Company in the dark (and the light!) places - The Sacred Pause and my sister in moondancing (more to say about her amazing work on repatterning energetic boundaries, if there is anything the doctor should prescribe, it is this!)

Speaking of the moon ... my moon mandala meditation practice is my contribution  to Spectrum 2015 which begins on May 1st.  26 amazing workshops that compliment and augment each other in magical and exciting ways. I am particularly excited by Hali's offering "Calling on the Grandmothers" and Jennette's offering of Make-To-Mend moon ritual object and moon exilir.  

Finally, this had me in tears ... and filled with gratitude and anticipation as I will be making this very journey next October with Em and Nicole. 
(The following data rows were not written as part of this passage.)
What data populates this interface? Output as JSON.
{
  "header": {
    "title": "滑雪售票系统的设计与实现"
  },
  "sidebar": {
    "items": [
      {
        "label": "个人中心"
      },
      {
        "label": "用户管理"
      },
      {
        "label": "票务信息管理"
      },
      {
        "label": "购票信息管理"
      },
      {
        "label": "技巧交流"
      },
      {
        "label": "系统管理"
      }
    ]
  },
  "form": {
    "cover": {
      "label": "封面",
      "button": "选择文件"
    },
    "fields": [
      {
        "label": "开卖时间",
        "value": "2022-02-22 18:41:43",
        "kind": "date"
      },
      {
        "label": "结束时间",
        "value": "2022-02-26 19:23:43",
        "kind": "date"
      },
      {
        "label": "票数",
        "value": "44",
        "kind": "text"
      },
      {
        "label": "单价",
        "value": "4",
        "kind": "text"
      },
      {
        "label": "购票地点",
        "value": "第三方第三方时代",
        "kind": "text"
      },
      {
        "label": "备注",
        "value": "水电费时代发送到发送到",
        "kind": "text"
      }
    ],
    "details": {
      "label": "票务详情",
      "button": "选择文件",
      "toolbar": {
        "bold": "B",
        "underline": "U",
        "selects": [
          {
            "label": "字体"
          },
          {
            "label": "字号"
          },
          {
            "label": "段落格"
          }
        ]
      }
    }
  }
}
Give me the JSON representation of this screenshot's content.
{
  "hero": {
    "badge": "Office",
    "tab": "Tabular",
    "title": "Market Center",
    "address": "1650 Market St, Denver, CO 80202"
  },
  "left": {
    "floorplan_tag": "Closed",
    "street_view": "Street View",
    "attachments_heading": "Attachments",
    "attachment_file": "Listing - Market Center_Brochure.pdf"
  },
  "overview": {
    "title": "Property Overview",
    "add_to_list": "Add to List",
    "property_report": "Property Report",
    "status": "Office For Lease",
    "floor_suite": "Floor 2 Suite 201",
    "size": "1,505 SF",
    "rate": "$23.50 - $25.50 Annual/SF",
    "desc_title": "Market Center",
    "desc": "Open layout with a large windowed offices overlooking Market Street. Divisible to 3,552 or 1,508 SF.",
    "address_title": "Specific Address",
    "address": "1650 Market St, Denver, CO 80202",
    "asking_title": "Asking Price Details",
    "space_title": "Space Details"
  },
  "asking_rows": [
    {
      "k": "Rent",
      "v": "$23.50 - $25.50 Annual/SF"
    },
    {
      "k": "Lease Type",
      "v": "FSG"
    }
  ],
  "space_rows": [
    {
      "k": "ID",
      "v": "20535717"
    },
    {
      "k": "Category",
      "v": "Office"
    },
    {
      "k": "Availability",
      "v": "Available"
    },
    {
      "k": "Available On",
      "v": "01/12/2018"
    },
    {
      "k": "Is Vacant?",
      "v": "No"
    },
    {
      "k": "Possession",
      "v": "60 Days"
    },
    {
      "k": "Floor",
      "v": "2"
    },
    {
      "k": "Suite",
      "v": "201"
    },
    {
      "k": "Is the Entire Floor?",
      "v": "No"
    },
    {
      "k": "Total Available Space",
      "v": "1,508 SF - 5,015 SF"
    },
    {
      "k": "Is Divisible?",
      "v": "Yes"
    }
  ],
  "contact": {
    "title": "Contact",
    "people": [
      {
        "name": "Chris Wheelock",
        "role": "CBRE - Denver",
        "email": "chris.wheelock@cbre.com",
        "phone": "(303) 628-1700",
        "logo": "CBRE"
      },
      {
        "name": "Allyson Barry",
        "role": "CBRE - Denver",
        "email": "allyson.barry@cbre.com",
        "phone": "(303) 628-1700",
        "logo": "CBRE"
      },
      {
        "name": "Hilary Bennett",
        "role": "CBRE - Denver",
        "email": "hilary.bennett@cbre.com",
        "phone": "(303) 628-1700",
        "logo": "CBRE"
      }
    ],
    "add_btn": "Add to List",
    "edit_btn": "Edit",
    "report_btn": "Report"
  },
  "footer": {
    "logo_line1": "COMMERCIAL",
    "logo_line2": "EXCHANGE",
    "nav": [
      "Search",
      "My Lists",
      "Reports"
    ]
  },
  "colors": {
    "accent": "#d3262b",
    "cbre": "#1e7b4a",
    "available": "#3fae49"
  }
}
Suddenly, I realize I am soaking in a wonderfully cleansing mud bath of ideas and new perspectives! Feel the energy of sunshine slowly drying things out ...



Friday, July 11, 2014

my muses

Her name is Pebbles ...





She has found her home but more importantly, she has completed the sense of home for her people.  This is the gift our animal companions so generously offer us: a safe and eager and accepting place to stow the contents of our hearts. They willingly take what we offer without passing judgement, not enough or too much or too trivial is not in their vocabulary.




These four-legged seraph have been wiggling their way into my life since I was a child: the one year I remember visiting Santa, I asked for a puppy and that great old elf delivered!  Wet noses and wagging tails have been appearing in my home but also in my dreams, journeys and naturally, in my  paintings.

Pebbles, it is time for your close-up!




Other muses that recently have captured my attention  ... all dear fairy helpers to their humans, my friends ...






 

I like to think of myself as the Alice Neel of the canine set ...  with an unacknowledged preference for black and white dogs? 




My muse awaits me ...  resting comfortably by my feet but always on the ready to serve up his specialty: unabashed and always enthusiastic love.